Flink streaming: Get top n of elements for each timewindow

Question

I have tuple (Float, String) of datastream which i would like to sort and pick three largest values for each timewindow (fixed). Windowing of datastream is by processing time and sorting in natural order.

Using Flink 1.0.1, below are my try outs

          val topTasks = new mutable.PriorityQueue[(Float, String)](Ordering.Tuple2.reverse) //Ex:(5250, "mytask")
          //Get stream and other operations ...
          val sortMetricStream = metricStream
                       .map { metrics =>
                         topTasks.enqueue(metrics._1, metrics._2)
                       }
                       .timeWindowAll(Time.seconds(10))
                       .reduce({ (topTasks.dequeue()._2, topTasks.dequeue()._2, topTasks.dequeue()._2)
                       })

and

    val sortMetricStream = metricStream
                       .timeWindowAll(Time.seconds(10))
                       .partitionByRange(0)
                       .sortPartition(0, Order.DESCENDING)

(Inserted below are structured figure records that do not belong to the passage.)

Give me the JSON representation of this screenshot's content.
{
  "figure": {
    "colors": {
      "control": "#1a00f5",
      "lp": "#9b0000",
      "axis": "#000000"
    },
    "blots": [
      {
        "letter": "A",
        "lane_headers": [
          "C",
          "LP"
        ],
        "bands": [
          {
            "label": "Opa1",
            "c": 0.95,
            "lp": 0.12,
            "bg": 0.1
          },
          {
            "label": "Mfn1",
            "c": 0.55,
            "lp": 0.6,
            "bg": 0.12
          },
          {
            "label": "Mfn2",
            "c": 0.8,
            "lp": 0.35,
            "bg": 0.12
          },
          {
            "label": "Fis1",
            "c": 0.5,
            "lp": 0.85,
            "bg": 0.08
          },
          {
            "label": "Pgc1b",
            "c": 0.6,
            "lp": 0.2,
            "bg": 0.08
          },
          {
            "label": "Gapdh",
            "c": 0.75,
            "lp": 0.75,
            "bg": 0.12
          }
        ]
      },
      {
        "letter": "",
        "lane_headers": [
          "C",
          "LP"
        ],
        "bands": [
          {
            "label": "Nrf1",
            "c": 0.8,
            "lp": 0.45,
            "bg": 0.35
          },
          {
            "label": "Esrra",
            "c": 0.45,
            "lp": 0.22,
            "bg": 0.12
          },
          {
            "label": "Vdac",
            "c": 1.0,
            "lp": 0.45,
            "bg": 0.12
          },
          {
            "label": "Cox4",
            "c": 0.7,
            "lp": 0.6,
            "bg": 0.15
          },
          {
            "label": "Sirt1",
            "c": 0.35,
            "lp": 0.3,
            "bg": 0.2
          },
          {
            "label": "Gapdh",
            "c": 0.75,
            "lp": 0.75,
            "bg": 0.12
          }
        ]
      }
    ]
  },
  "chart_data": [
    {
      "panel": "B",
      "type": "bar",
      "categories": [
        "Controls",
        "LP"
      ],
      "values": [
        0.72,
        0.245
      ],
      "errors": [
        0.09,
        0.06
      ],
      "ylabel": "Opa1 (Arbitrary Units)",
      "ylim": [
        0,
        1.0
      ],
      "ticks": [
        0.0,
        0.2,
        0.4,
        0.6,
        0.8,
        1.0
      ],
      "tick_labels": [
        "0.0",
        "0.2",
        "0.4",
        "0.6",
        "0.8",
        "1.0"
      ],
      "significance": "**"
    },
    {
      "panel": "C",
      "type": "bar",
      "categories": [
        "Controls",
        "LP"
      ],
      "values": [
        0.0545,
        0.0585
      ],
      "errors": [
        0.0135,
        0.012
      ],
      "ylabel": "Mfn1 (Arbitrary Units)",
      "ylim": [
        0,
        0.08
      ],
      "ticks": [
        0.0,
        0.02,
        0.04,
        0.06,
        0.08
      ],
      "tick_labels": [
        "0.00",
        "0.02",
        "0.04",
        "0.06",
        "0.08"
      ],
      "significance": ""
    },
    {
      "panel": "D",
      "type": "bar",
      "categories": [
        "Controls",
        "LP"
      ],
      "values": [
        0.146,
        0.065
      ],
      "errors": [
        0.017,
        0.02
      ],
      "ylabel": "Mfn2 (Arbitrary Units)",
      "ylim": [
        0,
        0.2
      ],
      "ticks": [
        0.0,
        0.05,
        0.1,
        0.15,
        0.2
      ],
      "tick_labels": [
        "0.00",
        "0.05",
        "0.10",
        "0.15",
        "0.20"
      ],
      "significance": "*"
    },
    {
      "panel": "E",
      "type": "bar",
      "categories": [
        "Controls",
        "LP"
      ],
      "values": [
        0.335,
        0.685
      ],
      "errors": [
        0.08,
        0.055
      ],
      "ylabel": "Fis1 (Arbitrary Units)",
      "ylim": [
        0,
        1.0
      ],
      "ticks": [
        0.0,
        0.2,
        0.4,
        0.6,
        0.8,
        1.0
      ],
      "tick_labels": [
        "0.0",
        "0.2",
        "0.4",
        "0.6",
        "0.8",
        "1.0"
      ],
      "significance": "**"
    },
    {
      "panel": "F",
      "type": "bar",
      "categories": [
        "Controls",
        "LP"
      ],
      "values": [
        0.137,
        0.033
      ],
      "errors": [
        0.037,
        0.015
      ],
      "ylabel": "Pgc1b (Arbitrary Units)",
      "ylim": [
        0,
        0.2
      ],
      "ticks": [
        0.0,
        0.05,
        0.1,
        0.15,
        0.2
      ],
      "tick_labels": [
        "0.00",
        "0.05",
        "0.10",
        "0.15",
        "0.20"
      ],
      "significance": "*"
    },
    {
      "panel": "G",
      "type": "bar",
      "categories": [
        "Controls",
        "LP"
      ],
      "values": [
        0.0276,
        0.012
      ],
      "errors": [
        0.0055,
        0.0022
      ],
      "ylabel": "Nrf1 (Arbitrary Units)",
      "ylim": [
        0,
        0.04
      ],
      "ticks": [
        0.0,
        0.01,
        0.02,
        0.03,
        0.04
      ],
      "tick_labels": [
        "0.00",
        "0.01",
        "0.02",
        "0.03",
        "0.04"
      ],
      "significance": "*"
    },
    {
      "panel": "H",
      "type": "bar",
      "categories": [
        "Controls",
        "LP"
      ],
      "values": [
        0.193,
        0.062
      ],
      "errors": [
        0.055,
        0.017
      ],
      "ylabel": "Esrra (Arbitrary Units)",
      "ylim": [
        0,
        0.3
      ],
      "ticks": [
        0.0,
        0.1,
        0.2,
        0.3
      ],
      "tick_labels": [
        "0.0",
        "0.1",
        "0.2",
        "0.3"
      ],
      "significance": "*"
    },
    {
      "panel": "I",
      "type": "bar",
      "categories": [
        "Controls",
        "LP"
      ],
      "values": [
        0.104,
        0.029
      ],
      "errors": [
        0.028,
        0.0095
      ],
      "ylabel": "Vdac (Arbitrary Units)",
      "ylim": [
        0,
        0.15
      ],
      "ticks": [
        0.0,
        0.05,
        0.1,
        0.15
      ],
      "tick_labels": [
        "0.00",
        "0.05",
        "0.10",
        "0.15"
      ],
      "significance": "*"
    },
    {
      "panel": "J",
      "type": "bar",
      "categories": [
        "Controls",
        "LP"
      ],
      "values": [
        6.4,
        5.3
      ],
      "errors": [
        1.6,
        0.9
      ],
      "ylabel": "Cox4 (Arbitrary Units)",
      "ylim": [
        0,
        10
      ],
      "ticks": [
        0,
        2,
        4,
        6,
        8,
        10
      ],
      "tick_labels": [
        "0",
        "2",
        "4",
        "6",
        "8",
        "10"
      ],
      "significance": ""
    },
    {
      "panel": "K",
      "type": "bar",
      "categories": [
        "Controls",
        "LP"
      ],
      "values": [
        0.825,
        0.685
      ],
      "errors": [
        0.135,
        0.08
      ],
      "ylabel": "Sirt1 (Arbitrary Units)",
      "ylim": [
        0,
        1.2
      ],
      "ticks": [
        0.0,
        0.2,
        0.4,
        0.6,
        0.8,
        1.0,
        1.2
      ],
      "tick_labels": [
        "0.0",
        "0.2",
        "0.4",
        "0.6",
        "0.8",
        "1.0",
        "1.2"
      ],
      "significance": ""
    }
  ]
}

in either one sortMetricStream does not give me expected tasks name.

Any help on this would be greatly appreciated.

Answer 1

Use apply(...) instead of reduce(...) (see https://ci.apache.org/projects/flink/flink-docs-release-1.1/apis/streaming/index.html#datastream-transformations)

By using the iterator of WindowFunction#apply() you can buffer all records of the window internally (for example in a list), then sort (the list), and finally emit your result. You can call Collector#collect() zero, one, or multiples times.